Un premier album solo pour un artiste lyrique, c’est un peu comme une carte de visite. C’est l’estampille qui vient introduire ses qualités vocales, son répertoire et même, dans certains cas, sa démarche artistique. Alors que certains optent pour une originalité désarmante (on passe entre autres au récent album d’Emily D’Angelo), d’autres préfèrent rester dans un répertoire « traditionnel » auquel ils apportent leur propre signature vocale.
Natif de l’archipel de Samoa, le ténor Pene Pati se classe dans cette dernière catégorie, sur son album au titre homonyme. Celui-ci est traversé de pages tirées d’opéras romantiques italiens et français à la fois connus et un peu plus obscurs, allant de Verdi à Gounod en passant par Rossini et Godard. Remarqué en 2017 pour sa performance dans Rigoletto avec l’Opéra de San Francisco, Pati revêt de nouveau les habits du Duc de Mantoue en ouverture de l’album. Avec l’indémodable La donna è mobile, c’est surtout l’air Possente amor qui capte notre attention dans ces premières plages. L’énergie et la fougue que Pati déploie avec grande aisance culminent, dans la cadence finale, par un contre-ré surprenant et étincelant. Après cette salve énergétique, le ténor samoan passe dans un registre plus introspectif et sentimental. En témoigne l’autre classique qu’est Una furtiva lagrima, tiré de L’elisir d’amore de Donizetti. Ou encore Ah! Lève-toi soleil de Roméo et Juliette de Gounod, où il fait ressortir son médium chaleureux et des aigus sensibles. Pati conclut son album dans la même sensibilité avec la fameuse berceuse tirée de l’opéra Jocelyn de Benjamin Godard, à l’esthétique mystique.

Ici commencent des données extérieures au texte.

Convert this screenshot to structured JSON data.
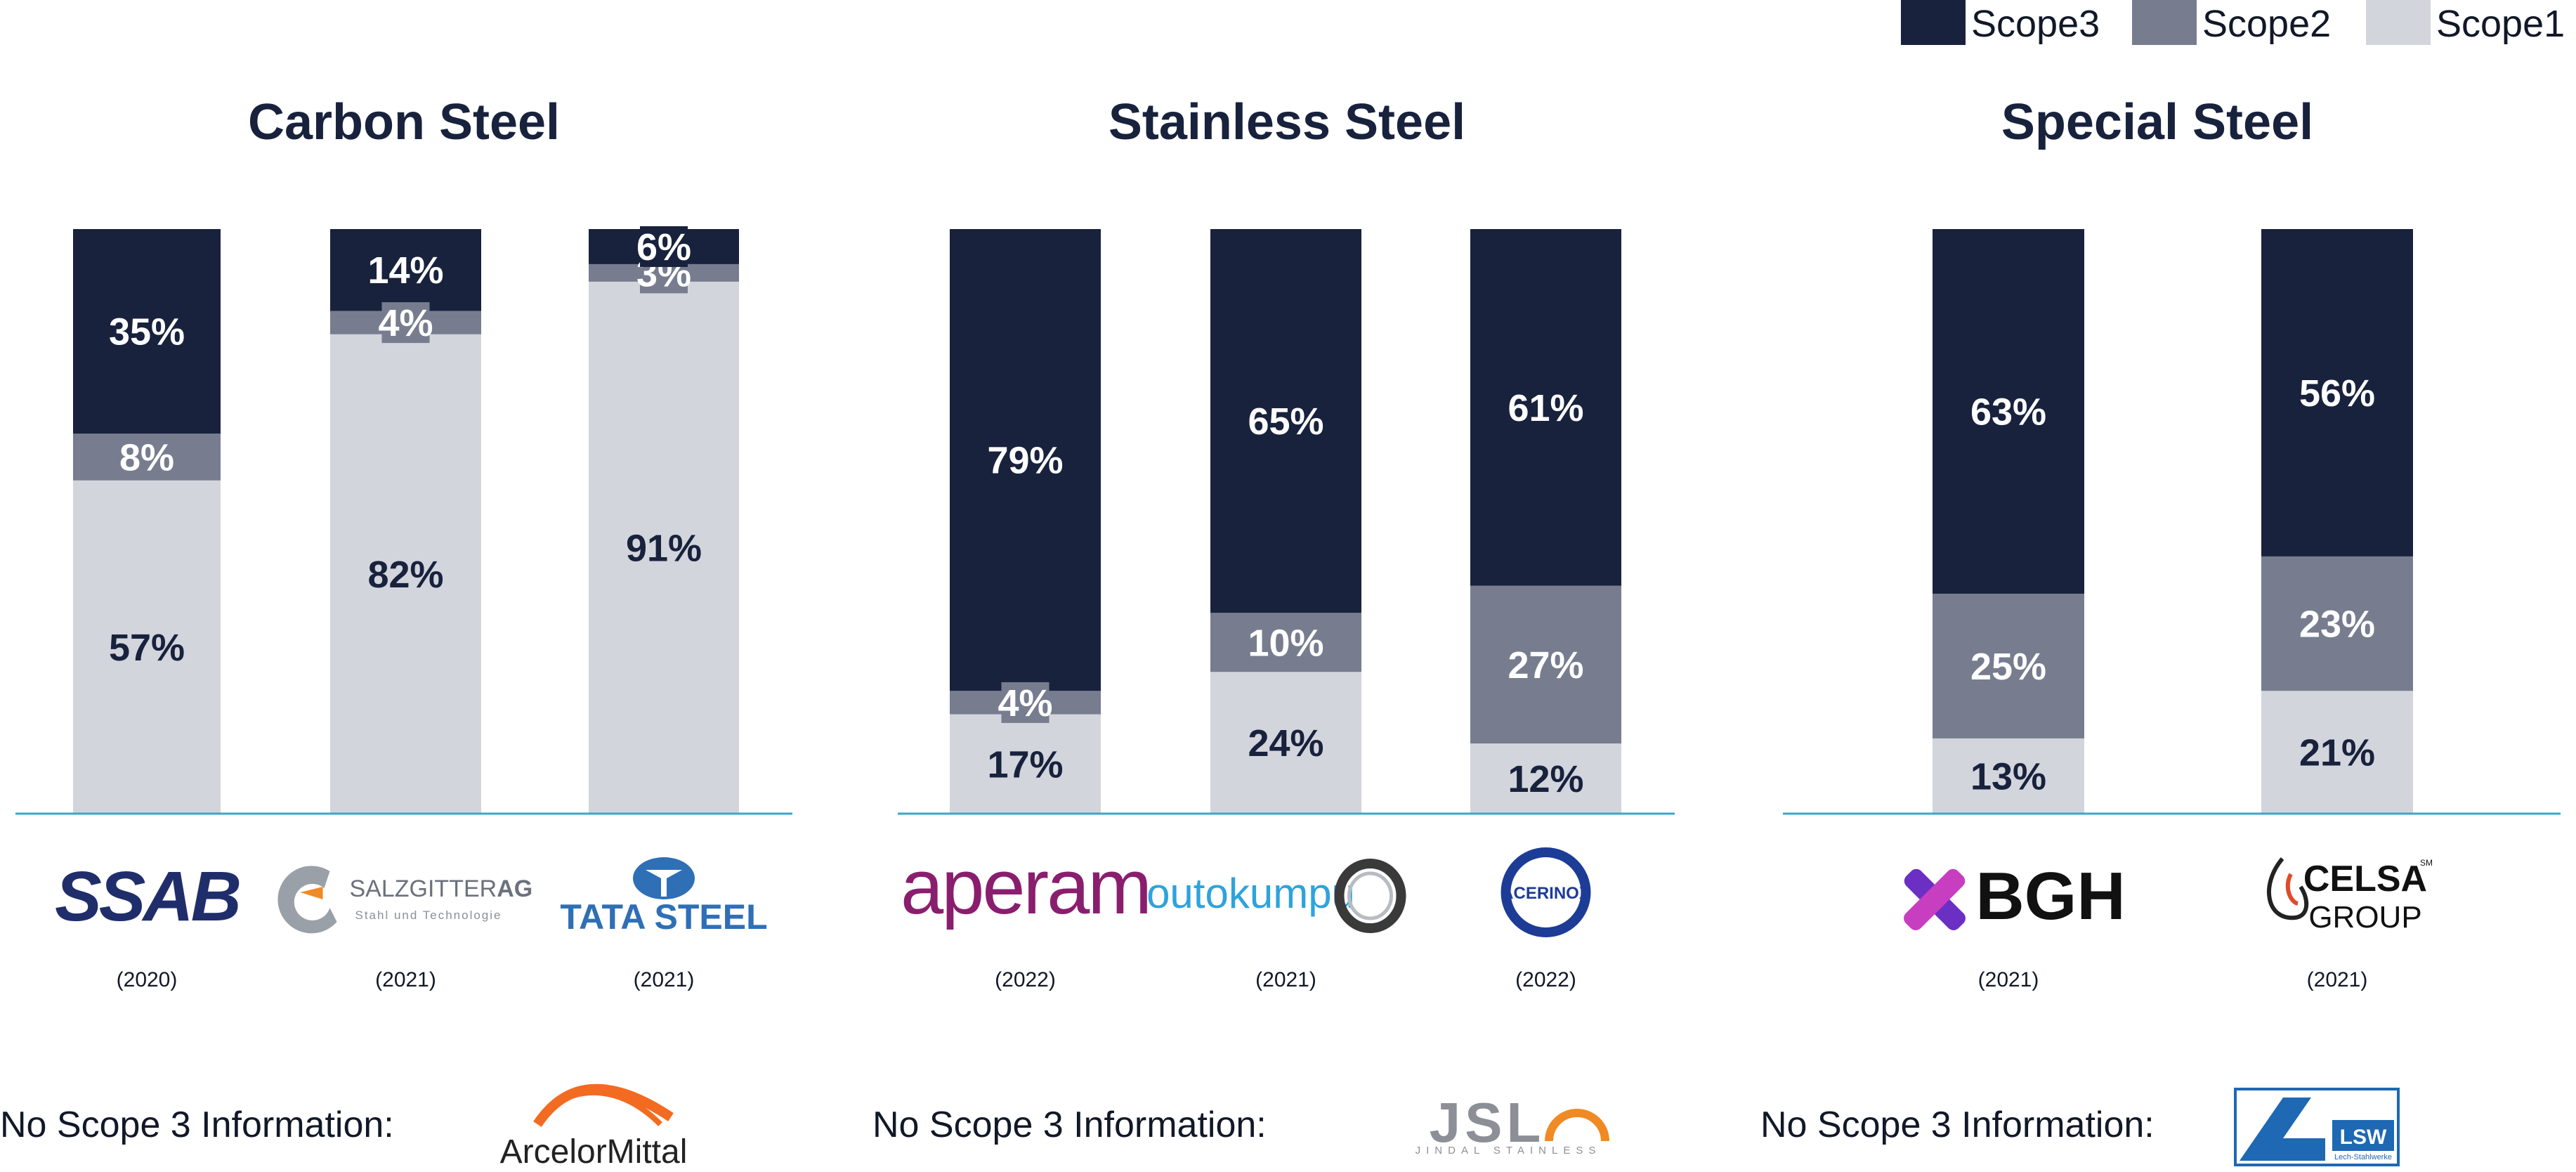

Sans être révolutionnaire dans son approche, Pene Pati, accompagné par les musiciens de l’Orchestre National Bordeaux Aquitaine sous la direction d’Emmanuel Villaume, livre un hommage senti et cohérent au répertoire lyrique français et italien dans lequel il excelle et trouve son plaisir. Assurément une voix à surveiller.